W Europie ruchy lewackie przeszły swoistą ewolucję – ci, którzy nie poświęcili
się muzyce i narkotykom, zaangażowali się w politykę, z czego część dołączyła
do lewicowego establishmentu, zaś część rozpoczęła działalność terrorystyczną
(grupa Bader-Meinhoff w Niemczech czy Czerwone Brygady we Włoszech) posuwając
się do morderstw politycznych i to nie na jakichś skrajnych faszystach i
kanaliach, ale na politykach bardzo umiarkowanych cieszących się dość
powszechną sympatią. Doskonale pamiętam ten terroryzm lat 70., ponieważ jako
dziecko regularnie oglądałem komunistyczny Dziennik Telewizyjny tudzież
słuchałem radia – zarówno tego reżmowego, jak i Głosu Ameryki. Porwaniem Aldo
Moro żył cały świat i dosłownie wszyscy w napięciu czekaliśmy, czy policja
dogada się z terrorystami i czy tego człowieka wypuszczą na wolność. Niestety
nie wypuścili, zaś po kilku dniach odnaleziono jego ciało.
Nie wiem, na ile akurat te
włoskie i niemieckie grupy terrorystyczne były finansowane i wspierane technicznie
przez Związek Radziecki (bo to, że Sowieci szkolili i finansowali terrorystów
na Zachodzie, np.
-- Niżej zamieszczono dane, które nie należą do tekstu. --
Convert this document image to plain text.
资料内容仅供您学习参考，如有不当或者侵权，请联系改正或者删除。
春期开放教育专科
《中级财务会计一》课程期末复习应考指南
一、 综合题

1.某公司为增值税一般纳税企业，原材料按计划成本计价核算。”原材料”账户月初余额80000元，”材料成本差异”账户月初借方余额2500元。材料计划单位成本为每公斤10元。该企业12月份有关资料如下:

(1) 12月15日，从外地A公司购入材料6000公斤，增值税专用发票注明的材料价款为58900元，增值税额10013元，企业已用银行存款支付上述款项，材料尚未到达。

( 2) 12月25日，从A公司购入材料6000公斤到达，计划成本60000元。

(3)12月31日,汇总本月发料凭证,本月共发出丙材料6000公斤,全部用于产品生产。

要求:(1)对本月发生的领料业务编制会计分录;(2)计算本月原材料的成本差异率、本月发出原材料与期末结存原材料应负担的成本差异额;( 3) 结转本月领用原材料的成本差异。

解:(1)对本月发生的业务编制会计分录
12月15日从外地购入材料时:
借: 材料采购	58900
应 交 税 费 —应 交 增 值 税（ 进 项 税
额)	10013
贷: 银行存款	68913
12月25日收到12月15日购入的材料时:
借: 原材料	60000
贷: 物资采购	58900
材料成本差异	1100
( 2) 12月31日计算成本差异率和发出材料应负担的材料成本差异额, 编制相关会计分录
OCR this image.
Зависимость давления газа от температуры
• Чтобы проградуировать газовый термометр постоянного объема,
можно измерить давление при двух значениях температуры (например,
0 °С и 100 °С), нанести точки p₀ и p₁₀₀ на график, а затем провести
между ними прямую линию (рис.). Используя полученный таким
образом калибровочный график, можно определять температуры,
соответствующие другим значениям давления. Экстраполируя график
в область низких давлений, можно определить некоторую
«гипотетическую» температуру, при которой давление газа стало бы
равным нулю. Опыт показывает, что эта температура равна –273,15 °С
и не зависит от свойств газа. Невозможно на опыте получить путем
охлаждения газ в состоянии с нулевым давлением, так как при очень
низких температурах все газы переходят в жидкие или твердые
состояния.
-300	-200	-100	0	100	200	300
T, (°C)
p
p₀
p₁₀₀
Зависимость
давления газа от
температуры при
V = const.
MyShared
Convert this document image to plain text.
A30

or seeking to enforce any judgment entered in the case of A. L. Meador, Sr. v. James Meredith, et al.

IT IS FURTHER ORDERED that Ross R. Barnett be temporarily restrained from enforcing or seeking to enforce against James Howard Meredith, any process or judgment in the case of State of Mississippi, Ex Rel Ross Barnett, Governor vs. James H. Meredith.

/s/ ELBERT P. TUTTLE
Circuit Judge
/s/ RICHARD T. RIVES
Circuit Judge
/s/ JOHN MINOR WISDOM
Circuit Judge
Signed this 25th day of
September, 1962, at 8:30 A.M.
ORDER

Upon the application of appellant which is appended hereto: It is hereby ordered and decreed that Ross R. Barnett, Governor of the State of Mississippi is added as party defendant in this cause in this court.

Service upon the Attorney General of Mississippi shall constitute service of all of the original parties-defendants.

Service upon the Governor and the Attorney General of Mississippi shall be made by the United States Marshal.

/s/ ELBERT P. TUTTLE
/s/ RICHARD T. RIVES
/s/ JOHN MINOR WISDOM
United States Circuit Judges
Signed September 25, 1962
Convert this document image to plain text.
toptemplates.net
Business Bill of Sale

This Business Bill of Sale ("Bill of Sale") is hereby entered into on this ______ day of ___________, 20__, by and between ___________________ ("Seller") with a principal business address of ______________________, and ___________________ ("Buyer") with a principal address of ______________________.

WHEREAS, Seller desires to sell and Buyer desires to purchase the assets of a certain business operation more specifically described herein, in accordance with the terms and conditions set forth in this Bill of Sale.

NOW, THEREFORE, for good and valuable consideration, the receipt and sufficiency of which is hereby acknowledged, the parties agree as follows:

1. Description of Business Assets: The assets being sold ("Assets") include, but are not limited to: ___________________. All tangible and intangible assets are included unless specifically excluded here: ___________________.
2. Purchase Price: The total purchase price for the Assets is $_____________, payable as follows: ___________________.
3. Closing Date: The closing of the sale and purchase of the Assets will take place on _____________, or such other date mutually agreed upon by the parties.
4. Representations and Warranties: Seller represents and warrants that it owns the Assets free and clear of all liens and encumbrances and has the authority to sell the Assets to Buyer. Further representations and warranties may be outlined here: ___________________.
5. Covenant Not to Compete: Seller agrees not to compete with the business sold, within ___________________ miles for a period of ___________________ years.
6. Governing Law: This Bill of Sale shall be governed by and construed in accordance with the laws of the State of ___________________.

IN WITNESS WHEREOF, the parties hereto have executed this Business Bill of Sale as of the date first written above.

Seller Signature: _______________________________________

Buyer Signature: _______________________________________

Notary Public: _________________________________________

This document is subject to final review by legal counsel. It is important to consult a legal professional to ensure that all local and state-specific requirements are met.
IRA, to pewne), ale oficjalna propaganda komunistyczna ani
razu nie wyraziła sympatii wobec porywaczy. Wręcz przeciwnie, sympatię
okazywano rodzinie Aldo Moro, zaś lewaccy terroryści byli oficjalnie potępiani.
Piszę o tym, ponieważ próbuję
sobie zracjonalizować swoją swego rodzaju niechęć wobec całego ruchu
nawiązującego do zachodnich młodzieżowych rebelii z 1968 r.
Postacią, która współtworzyła
lewackie eksperymenty „wychowawcze”, a następnie całkiem nieźle się urządziła w
świecie politycznego establishmentu, jest Daniel Cohn-Bendit, jeden z
przywódców paryskiego Maja 68 („czerwony Dany”). W swoich wspomnieniach z pracy
w alternatywnym przedszkolu otwartym tekstem pisał o doświadczeniach
pedofilskich (dotykaniu swoich narządów przez dzieci i narządów dzieci przez
siebie).[1] W
latach 80. XX wieku znalazł swoje miejsce w ruchu niemieckich Zielonych, choć w
kolejnych dekadach możemy zauważyć jego kandydaturę do Parlamentu Europejskiego
z list Zielonych francuskich. Jako działacz unijny jest wielkim zwolennikiem
stworzenia europejskiego państwa federacyjnego.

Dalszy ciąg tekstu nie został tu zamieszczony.